Estella met other women at the shelter who sounded like they were involved with the same partners who had treated Estella so badly. In support groups they laughed together at their similar experiences and they cried together, too. Estella learned that CASA offered free support groups around the community during the day and in the evenings that she could attend every week or whenever she felt down. CASA even offered support groups for women in jail and substance abuse treatment programs.
Estella set some goals for herself and began to feel a little better and safer each day. It was good to have a shower every day. An advocate gave her a gift certificate to CASA's thrift store. She helped with chores, cooked at the shelter some nights, and began to relax and feel normal. Some of the women celebrated successful applications for injunctions for protection with the help of a volunteer advocate. They were scared to stand up and talk to a judge in front of others, but it felt empowering, too, when the judge awarded a permanent injunction.
Then there were the children. Estella found some of them a little annoying because they were always underfoot, but she liked holding the babies sometimes.

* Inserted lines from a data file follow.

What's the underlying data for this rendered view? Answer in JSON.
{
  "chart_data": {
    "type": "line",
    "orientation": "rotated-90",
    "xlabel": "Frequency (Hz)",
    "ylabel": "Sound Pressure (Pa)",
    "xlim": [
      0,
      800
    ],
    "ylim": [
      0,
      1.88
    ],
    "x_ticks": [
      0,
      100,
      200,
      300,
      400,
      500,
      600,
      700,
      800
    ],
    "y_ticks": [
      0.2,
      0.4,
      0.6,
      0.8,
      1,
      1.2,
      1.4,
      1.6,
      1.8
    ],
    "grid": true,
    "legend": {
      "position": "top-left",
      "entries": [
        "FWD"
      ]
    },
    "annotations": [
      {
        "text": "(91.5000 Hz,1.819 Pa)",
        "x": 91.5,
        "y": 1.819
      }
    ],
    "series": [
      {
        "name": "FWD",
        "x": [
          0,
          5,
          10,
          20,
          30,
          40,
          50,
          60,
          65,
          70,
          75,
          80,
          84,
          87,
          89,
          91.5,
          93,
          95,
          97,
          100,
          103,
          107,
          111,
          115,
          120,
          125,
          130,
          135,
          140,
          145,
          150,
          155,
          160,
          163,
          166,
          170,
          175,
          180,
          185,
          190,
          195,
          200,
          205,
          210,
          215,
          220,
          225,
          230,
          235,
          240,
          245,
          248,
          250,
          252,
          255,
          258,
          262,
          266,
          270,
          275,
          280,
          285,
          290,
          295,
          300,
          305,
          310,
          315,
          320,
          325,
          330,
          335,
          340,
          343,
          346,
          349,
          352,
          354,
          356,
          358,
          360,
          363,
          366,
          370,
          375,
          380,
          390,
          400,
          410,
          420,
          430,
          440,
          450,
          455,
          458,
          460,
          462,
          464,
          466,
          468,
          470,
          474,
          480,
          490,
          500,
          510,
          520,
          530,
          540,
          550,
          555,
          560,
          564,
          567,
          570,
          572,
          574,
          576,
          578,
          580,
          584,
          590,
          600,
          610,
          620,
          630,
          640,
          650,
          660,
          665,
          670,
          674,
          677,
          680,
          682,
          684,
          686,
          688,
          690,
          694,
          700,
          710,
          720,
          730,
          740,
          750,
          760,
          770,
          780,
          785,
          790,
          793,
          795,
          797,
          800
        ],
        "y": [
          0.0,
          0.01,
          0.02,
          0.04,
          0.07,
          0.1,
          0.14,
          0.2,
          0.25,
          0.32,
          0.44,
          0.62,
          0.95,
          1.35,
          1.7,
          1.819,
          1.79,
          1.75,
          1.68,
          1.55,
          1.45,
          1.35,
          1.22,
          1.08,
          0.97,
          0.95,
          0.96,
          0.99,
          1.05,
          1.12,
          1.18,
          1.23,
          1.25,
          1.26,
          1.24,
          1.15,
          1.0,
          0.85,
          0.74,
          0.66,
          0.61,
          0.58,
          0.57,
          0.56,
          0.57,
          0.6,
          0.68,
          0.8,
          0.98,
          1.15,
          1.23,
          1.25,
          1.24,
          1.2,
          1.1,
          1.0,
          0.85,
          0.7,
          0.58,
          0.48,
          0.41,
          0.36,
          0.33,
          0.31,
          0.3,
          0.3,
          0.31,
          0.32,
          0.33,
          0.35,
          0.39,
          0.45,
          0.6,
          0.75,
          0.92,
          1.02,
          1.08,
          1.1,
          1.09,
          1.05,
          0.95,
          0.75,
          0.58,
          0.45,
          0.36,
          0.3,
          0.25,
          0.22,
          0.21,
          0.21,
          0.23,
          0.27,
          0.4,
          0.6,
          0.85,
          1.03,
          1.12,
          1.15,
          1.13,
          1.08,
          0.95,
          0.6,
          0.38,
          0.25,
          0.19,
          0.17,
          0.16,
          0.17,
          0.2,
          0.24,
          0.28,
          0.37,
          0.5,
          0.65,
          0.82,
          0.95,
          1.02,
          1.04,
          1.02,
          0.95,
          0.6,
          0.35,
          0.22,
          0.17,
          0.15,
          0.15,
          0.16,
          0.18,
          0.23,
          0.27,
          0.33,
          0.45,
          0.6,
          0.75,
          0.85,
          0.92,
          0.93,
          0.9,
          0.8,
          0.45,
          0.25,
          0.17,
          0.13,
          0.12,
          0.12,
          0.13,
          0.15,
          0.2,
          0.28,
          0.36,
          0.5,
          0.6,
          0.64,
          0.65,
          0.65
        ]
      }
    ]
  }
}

She also appreciated being in the room on the third floor where there were only women. She even found a couple of the books in the library that were easy to read. Estella began to feel hopeful. She could not forget her past but now she felt like there could be a future that might have light.
Figuring out where she would live after she left the shelter was a problem. Estella had never really kept a job very long. She didn’t read very well, although she had learned to compensate for that over the years. When an employer discovered that she couldn’t decipher simple written instructions, she was usually terminated. Subsidized housing was usually for women with children. There wasn’t much out there for single women, another reason why she had to attach herself to the first man that came along. Estella could stay for 6 months in the shelter's housing. She didn’t know where she would go after that but she wasn’t going to think about it now.